Financial Advice Blog

What you should know when buying a property through super

Buying an investment property with your super is becoming a popular investment strategy. It's similar to buying a property in your own name, but there are a few extra things that you need to know.

Buying an investment property with your super is becoming a popular investment strategy. If you’re searching for it on the internet, you’ll likely be bombarded with every service, idea and success story under the sun.

There are two different ways of buying a property with your super fund. Both methods require that you set up a Self-Managed Superannuation Fund. The easiest way is to have sufficient money to buy the property outright. The alternative method is to borrow money to buy the property. For the latter you’ll need at least a 30% deposit and a more complex superannuation structure called a Bare Trust (or custodial trust). There is a legislated method of how to do this so it’s best to have a financial planner to guide you through the process.

Buying a property in your super is very similar to buying a property in your own name in that you have to consider what you can afford, the time frame you have available, your comfort with long term investments and the potential risks that come from being an investment property owner. However there are a few extra things that you need to consider that we share below.

Don’t skimp on structure

A Self-Managed Superannuation Fund can be a complex beast requiring a lot of paperwork. The quality of your documentation will influence how well your fund runs, so it’s worth investing in the set up, accounting, auditing and administration of your fund.

Pick the right property

This might seem obvious, but you’re investing your superannuation for profit, not to make you feel good. Don’t buy a property based on where you live and your personal preferences. Buy on where you’re going to get profit with a level of risk that you feel comfortable with.
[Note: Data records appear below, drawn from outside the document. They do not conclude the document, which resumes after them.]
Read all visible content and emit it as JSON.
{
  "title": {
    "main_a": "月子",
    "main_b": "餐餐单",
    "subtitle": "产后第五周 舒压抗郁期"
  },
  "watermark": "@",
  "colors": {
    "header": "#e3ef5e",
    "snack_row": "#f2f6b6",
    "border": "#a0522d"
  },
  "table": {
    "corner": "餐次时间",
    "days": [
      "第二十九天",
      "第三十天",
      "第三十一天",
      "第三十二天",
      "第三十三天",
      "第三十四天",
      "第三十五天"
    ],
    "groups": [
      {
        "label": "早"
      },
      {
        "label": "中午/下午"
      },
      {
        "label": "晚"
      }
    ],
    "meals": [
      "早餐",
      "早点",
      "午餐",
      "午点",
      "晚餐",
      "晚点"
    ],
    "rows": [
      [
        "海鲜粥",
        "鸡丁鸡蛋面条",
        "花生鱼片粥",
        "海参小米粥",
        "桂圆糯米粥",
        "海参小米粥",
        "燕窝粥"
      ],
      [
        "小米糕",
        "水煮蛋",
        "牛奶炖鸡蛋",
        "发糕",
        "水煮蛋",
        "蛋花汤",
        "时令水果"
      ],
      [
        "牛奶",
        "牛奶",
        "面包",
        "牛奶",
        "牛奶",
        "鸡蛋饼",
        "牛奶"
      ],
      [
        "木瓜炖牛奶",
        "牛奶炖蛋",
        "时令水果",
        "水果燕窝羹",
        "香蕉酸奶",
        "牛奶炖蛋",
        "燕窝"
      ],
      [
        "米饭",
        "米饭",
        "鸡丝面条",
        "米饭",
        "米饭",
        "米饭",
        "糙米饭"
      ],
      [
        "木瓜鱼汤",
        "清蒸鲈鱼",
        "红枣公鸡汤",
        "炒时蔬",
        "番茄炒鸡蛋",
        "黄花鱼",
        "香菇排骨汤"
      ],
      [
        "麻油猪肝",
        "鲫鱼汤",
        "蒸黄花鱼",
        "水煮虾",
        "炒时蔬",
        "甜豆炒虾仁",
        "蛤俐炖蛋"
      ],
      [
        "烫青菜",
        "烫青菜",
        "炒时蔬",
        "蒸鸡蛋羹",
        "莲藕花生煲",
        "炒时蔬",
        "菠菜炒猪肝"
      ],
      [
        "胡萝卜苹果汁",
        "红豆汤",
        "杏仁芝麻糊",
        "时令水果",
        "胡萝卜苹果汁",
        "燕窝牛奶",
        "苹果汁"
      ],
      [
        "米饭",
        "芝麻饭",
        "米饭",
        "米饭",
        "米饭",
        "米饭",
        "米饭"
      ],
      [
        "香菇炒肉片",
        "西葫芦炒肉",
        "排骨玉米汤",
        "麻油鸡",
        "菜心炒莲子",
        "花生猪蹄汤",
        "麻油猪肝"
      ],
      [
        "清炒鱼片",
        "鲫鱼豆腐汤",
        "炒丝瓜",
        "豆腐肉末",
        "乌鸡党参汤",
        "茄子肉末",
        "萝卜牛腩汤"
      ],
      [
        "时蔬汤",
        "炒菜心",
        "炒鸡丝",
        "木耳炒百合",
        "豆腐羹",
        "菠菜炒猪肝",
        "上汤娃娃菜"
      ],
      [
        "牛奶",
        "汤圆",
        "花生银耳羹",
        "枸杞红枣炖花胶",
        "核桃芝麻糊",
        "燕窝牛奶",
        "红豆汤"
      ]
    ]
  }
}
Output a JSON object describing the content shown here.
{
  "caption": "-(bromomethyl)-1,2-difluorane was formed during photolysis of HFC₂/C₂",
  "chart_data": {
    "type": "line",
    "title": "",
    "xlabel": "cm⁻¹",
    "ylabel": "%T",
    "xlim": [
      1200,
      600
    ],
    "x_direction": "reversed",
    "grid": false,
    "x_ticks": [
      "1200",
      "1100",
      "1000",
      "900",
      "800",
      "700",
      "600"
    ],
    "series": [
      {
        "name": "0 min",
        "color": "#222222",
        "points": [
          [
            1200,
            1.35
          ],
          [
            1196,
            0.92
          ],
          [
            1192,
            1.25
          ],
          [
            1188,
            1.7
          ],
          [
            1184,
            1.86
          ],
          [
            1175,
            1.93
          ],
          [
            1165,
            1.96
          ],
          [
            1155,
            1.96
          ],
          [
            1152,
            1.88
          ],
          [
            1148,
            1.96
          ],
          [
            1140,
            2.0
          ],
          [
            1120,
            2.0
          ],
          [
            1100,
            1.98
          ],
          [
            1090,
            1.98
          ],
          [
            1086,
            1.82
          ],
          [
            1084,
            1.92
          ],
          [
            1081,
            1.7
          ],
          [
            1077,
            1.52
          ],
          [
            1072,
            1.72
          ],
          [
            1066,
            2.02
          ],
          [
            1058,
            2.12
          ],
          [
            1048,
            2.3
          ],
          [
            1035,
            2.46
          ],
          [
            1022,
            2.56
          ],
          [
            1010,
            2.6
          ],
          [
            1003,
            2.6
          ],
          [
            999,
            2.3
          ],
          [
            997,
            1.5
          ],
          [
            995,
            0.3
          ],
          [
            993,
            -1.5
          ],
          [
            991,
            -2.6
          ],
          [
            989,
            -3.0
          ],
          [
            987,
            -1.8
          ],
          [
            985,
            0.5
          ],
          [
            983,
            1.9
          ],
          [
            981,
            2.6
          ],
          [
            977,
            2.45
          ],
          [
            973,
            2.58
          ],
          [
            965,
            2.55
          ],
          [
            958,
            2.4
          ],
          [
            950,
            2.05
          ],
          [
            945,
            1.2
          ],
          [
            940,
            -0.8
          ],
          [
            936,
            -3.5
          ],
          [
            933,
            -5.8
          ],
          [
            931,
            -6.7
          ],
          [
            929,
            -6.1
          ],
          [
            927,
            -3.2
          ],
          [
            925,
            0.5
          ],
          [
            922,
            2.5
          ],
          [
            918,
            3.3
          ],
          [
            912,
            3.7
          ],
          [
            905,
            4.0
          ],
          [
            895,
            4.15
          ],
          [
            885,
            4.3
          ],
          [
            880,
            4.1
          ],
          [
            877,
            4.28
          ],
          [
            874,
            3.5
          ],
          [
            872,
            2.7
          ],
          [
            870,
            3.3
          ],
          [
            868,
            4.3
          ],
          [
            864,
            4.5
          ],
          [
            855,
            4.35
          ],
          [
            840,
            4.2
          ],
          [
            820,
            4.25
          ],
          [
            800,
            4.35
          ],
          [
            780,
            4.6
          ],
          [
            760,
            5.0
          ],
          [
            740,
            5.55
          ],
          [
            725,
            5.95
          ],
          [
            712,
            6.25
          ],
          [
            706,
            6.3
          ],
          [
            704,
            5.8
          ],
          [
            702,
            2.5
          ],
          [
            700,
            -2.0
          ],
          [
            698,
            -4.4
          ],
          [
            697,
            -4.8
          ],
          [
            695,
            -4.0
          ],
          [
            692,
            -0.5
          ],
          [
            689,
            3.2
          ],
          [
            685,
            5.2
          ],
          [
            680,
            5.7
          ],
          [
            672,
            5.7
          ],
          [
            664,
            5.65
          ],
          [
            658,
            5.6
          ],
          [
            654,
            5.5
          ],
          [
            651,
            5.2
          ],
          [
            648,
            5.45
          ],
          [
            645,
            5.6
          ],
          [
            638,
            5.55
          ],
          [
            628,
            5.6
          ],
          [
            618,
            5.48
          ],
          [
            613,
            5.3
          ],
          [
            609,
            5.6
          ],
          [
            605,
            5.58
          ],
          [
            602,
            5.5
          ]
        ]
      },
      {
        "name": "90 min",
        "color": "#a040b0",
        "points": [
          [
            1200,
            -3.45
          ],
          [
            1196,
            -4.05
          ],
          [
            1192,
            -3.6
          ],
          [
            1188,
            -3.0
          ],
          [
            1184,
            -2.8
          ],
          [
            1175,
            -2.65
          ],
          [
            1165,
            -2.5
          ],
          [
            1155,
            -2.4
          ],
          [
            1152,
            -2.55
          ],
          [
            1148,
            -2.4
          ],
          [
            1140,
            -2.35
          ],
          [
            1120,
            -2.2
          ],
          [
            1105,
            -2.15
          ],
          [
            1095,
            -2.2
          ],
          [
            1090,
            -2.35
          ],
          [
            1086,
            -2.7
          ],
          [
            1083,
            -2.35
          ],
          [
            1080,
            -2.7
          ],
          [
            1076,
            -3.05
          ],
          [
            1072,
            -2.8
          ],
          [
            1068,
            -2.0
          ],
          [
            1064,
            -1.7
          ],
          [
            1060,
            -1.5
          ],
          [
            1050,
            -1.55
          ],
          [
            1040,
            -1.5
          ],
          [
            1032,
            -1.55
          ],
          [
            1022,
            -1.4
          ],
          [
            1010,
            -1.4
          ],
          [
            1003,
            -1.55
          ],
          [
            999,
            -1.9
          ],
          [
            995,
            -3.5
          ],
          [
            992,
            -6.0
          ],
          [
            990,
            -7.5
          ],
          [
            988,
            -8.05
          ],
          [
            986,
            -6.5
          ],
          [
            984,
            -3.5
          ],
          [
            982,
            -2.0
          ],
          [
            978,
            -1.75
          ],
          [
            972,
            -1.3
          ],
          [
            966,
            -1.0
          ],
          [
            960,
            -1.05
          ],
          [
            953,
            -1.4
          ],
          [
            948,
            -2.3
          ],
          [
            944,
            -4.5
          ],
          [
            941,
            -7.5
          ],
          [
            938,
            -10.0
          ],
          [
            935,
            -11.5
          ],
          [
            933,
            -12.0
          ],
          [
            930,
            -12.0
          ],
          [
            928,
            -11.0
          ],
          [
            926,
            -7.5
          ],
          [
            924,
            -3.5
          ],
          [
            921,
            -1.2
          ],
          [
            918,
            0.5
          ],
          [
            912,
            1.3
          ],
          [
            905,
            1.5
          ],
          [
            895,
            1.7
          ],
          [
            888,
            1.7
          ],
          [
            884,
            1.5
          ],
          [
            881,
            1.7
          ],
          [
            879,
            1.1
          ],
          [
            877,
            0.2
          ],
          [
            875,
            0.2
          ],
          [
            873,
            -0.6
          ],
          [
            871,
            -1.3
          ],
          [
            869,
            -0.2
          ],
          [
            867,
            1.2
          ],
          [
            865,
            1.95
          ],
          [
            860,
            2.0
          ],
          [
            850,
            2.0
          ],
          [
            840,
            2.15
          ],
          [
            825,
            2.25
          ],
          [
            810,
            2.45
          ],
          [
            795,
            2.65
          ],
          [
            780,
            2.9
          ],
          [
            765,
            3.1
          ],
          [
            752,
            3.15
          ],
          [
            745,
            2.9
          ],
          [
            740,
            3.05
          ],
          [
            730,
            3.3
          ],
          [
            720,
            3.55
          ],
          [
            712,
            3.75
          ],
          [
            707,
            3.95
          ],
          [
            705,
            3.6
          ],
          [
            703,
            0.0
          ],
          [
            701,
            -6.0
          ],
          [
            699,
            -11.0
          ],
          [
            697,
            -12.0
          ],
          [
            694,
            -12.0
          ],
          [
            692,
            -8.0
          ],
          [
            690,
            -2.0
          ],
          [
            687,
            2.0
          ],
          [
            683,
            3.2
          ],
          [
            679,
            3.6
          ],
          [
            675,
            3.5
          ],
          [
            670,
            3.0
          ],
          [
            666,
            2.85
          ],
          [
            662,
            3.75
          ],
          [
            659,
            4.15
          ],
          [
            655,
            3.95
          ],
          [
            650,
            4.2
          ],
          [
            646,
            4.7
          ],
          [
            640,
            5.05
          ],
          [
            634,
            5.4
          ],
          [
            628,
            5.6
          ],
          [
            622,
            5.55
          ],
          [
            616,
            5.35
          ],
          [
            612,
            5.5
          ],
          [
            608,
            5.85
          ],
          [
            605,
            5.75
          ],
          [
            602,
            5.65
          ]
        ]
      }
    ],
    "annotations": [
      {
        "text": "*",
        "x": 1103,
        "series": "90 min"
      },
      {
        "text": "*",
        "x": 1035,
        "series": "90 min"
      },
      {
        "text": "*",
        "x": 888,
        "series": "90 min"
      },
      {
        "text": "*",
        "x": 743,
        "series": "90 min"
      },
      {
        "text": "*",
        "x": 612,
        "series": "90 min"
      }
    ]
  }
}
Triple check your cash flow

You super fund’s income is made up of the contributions that you’re putting in so make sure that you’re getting sufficient yield on your property to make it work. A waterfront property may be a unique prospect, but if the yield is too low, your super is going to run out of money. Borrowing in super is also more expensive, so this just exasperates the issue.

Diversify

If you retire and you’ve got lots of property, you have to pull out at least 4% of your fund balance as a pension. If you’re overall net yield is below this, you’re going to run out of money and be forced to sell a property to maintain compliance in your fund. Ensure that you have sufficient cash and/ or other assets to meet your pension needs and avoid being forced to sell below expectations.